National Red Cross officials have not taken firm action to cut off donations for Sept. 11 relief - but they acknowledge the problem and are taking steps to slow the flood of incoming cash.

`Turn down the volume'

There is so much money, and growing concern about it, that the Red Cross has begun to "turn down the volume" on its Sept. 11 appeals, said Bill Blaul, senior vice president of communication and marketing for the national Red Cross. Instead, the organization is thanking donors and stepping up its help to local chapters, he said.

A blunter approach - telling people the Red Cross has raised all the money it needs for the disaster - is "certainly something that's being considered," Blaul said.

`Into some future fund?'

Some critics think the Red Cross should already be saying that to donors.

"If you give money to the Red Cross right now, is it going to go into some future fund where it may not be needed?" said Daniel Borochoff, president of the American Institute of Philanthropy, a watchdog group based in Bethesda. "It just seems as if they want to raise as much money as they possibly can. They shouldn't take advantage of their good standing and reputation to raise more than they need."

In a meeting yesterday, other Red Cross chapter directors around Maryland said they, too, are losing money to the disaster, Miller said. The Prince George's County chapter, which responded to tornadoes last month in College Park and Laurel, is $50,000 short of what it had raised this time last year to respond to fires and storms, teach safety classes and provide other local services.

"We need to re-educate [donors] that help really does come from the local units," said Janice Williams, chief executive officer of that chapter.

Miller said the national fund raising is also hurting the Red Cross' relationships with other nonprofits, which it depends on for support and coordination. For example, the Central Maryland chapter is a key member of the local United Way, which is in the middle of its annual campaign. Half of what Miller raises each year for the local Red Cross arrives through that campaign, he says.

"My nonprofit associates are feeling the pinch," Miller said. "I need those other agencies to work with me."
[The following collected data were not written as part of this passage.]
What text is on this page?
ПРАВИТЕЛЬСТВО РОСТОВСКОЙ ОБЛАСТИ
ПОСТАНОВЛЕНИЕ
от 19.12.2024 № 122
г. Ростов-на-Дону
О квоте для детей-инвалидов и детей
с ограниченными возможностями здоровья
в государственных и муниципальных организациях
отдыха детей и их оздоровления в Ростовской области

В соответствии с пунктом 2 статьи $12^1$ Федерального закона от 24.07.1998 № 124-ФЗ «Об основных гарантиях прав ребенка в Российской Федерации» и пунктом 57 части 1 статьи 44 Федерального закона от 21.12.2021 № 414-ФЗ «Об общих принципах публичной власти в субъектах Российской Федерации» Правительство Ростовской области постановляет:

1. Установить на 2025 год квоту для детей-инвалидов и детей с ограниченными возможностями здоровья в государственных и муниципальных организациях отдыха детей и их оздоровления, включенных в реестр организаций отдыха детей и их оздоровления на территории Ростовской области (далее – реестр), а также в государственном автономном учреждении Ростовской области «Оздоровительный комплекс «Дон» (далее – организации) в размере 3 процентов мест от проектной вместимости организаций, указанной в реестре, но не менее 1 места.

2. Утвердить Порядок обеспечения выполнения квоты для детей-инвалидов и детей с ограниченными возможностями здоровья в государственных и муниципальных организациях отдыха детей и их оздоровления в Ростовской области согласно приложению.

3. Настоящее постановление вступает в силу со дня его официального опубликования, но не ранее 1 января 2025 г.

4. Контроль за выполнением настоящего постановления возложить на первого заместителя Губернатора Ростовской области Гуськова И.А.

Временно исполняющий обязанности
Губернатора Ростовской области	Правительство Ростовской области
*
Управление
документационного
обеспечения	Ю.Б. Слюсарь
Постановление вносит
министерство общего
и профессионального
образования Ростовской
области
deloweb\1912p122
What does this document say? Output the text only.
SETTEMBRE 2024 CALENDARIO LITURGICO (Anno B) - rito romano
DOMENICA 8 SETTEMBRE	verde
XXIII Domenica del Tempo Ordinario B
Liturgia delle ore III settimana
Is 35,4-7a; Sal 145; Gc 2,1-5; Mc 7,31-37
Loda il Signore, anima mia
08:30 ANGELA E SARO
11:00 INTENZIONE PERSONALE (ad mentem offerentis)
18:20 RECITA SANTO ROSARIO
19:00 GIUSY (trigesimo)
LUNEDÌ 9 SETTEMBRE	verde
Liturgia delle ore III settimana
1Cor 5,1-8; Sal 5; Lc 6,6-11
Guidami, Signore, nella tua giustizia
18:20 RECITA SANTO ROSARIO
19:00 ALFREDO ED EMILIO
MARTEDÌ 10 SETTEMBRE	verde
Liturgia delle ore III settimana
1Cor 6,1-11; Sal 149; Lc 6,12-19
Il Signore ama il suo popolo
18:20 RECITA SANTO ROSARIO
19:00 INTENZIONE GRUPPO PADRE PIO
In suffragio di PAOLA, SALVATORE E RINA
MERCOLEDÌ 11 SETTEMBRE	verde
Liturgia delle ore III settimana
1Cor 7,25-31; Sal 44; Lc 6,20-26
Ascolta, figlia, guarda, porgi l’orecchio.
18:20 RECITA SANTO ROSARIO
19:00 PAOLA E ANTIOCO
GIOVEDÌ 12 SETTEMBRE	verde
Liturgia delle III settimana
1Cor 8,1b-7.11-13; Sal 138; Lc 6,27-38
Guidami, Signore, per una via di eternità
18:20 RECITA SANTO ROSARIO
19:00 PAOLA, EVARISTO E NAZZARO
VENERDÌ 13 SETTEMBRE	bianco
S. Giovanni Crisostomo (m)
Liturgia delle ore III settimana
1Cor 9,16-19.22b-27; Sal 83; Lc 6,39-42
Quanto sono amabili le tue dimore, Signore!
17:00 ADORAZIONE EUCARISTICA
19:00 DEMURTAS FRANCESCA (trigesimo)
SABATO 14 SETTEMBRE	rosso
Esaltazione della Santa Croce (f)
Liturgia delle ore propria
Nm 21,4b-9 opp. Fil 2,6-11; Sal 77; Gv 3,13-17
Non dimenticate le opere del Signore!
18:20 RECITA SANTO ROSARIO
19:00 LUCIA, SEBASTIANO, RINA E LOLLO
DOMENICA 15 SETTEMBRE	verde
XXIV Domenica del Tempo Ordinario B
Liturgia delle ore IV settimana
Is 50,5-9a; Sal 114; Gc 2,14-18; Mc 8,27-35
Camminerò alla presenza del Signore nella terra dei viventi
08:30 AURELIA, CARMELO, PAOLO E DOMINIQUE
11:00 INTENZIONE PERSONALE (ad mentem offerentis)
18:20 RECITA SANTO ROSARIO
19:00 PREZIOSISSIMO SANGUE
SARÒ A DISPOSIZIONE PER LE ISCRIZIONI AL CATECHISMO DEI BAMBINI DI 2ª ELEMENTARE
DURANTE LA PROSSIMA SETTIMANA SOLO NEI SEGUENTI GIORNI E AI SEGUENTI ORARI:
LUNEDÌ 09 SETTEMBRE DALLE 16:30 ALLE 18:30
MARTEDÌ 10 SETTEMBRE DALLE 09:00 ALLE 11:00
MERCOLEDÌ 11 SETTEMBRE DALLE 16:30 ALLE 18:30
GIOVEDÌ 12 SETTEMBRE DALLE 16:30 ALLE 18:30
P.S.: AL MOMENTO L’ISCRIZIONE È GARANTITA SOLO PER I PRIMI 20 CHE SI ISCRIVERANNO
The United Way of Central Maryland has started its own TV ad campaign - in part featuring former Baltimore fire official Hector Torres, a native New Yorker - asking donors to turn their attention from Sept. 11 relief to more traditional local needs.

"We need to work very, very hard to make sure we don't have a short-term crisis," said Larry E. Walton, president of the local United Way.

In response to questions about how it will be using its flood of disaster money, the Red Cross has released a budget for what it would spend over the next few months on relief to Sept. 11 victims, prominently displayed on its Web site and titled "Your Donations at Work."

That budget of about $300 million includes $100 million for grants of as much as $30,000 for families who lost a breadwinner in the attacks; $90 million to $100 million for the food, shelter and other "immediate relief" given to survivors and rescuers; and $11 million to help families of victims from overseas with travel and repatriation of remains.

Not so directly related items

But the budget also covers items not so directly related to the disaster - such as $50 million to speed up the creation of a "strategic blood reserve" that will increase the Red Cross' inventory of blood from two to three days' worth to more than 10 days.